Essas dinâmicas, completamente diferentes do racismo institucionalizado que se viafreebet ugandapaíses como EUA e África do Sul, culminam na "democracia racial", a ideiafreebet ugandaque não havia discriminação racial no Brasil, disseminada por teóricos como o sociólogo Gilberto Freyre, autorfreebet ugandaCasa Grande e Senzala, obra que reforça essa visão.

A historiadora comenta que a "ilusão" da democracia racial aparece inclusive na imprensa negra americana,freebet ugandaartigosfreebet ugandajornais como o Chicago Defender, que ela apresenta aos alunos no curso.

Jornalistas e sociólogos como W. E. B. Du Bois, ativista pelos direitos civis, vieram ao país no início do século 20, após a visita do presidente americano Theodore Roosevelt, e chegaram a escrever que o Brasil seria um exemplo a ser seguido no contexto das relações raciais.

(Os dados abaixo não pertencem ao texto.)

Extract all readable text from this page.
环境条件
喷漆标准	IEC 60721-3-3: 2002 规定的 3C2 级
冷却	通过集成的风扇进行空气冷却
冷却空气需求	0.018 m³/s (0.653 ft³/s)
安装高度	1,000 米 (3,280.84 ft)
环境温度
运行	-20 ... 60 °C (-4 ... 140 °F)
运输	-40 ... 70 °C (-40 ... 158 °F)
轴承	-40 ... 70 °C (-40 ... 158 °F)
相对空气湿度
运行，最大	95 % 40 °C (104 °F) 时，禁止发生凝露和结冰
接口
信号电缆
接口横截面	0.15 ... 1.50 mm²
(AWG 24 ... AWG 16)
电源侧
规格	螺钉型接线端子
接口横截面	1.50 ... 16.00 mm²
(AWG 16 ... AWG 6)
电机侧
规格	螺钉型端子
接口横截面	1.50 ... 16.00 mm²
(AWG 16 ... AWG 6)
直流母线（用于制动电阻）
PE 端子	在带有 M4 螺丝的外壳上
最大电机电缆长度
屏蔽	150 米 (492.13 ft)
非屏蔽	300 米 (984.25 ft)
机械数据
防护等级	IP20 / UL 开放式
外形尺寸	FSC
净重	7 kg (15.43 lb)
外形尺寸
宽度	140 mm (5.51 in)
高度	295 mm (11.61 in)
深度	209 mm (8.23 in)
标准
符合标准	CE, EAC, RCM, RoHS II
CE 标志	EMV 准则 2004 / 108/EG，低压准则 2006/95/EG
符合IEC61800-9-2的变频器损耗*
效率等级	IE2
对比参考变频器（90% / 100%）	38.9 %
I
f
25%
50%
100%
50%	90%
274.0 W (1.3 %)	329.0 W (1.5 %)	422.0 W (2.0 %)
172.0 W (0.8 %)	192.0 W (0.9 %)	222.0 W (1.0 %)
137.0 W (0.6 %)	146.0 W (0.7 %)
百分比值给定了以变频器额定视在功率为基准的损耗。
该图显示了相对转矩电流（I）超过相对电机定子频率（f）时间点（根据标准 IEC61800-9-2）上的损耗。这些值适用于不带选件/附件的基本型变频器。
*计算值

"Você vê negros americanos dizendo: 'Olha, eu fui lá e vi médicos negros, políticos, Machadofreebet ugandaAssis, um grande escritor negro… O que eles não percebem é que essas pessoas não necessariamente são vistas como negras."

"E isso foi muito antesfreebet ugandaa ideia da democracia racial emergir mais formalmente no Brasil nos anos 1940."

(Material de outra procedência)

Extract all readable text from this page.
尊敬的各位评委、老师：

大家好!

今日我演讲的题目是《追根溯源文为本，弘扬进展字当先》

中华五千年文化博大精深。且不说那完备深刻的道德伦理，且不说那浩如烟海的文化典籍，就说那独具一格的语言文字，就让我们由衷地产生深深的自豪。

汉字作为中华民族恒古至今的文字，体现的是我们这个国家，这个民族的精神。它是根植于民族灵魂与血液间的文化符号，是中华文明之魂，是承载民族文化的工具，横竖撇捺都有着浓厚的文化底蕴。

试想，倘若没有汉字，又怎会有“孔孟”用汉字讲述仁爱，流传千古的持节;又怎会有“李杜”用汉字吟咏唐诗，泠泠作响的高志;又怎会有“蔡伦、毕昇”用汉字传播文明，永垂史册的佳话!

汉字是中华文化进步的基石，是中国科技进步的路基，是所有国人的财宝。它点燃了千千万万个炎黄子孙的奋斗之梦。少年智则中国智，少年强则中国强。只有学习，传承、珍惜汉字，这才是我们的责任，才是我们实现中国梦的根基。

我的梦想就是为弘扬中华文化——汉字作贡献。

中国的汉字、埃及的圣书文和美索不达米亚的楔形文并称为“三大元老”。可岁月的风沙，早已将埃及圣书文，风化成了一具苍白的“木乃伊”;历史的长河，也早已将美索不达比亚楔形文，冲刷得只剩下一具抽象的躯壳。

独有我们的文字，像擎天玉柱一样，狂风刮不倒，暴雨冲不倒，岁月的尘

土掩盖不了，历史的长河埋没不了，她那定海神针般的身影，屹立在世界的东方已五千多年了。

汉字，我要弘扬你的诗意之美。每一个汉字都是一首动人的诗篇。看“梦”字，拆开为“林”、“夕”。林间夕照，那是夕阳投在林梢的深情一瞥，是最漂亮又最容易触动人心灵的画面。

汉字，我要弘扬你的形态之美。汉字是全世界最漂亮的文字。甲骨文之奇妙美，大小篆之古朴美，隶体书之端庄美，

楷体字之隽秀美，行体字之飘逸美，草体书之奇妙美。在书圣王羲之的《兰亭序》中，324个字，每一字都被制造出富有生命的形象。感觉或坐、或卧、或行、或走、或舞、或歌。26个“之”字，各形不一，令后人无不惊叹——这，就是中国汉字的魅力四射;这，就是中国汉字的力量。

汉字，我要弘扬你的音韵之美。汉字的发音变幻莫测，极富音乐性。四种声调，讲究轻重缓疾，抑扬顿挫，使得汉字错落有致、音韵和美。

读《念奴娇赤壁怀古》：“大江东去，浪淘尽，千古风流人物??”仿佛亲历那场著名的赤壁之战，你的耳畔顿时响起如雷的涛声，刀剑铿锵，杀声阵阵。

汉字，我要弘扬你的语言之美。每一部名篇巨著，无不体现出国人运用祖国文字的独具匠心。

Esse conceito seria desmistificado por intelectuais brasileiros como Abdias do Nascimento, ativista pelo direitos dos negros e que também faz parte da bibliografia do cursofreebet ugandaFischer, com a obra Brazil: Mixture or Massacre ("Brasil: Mistura ou Massacre"freebet ugandatradução livre).

De volta à questão do poder informal, a historiadora argumenta que ele é chave para entender o racismo no Brasil e é um dos instrumentos usados até hoje para reforçá-lo.

"Nos Estados Unidos, essa questão (sobre como o racismo é reforçado) tem um pouco mais a ver com o fatofreebet ugandaque as instituições são abertamente e claramente racistasfreebet ugandasuas práticas. É uma comparação interessante, porque, no fim do dia, se você é negro e pobre no Brasil, é baixa a probabilidade que você tenha acesso a direitos, e o mesmo vale para os EUA. Existe uma semelhançafreebet ugandarelação aos resultados, mas os caminhos para se chegar a eles são bem diferentes - e tentar entender isso pode trazer benefícios para os dois países."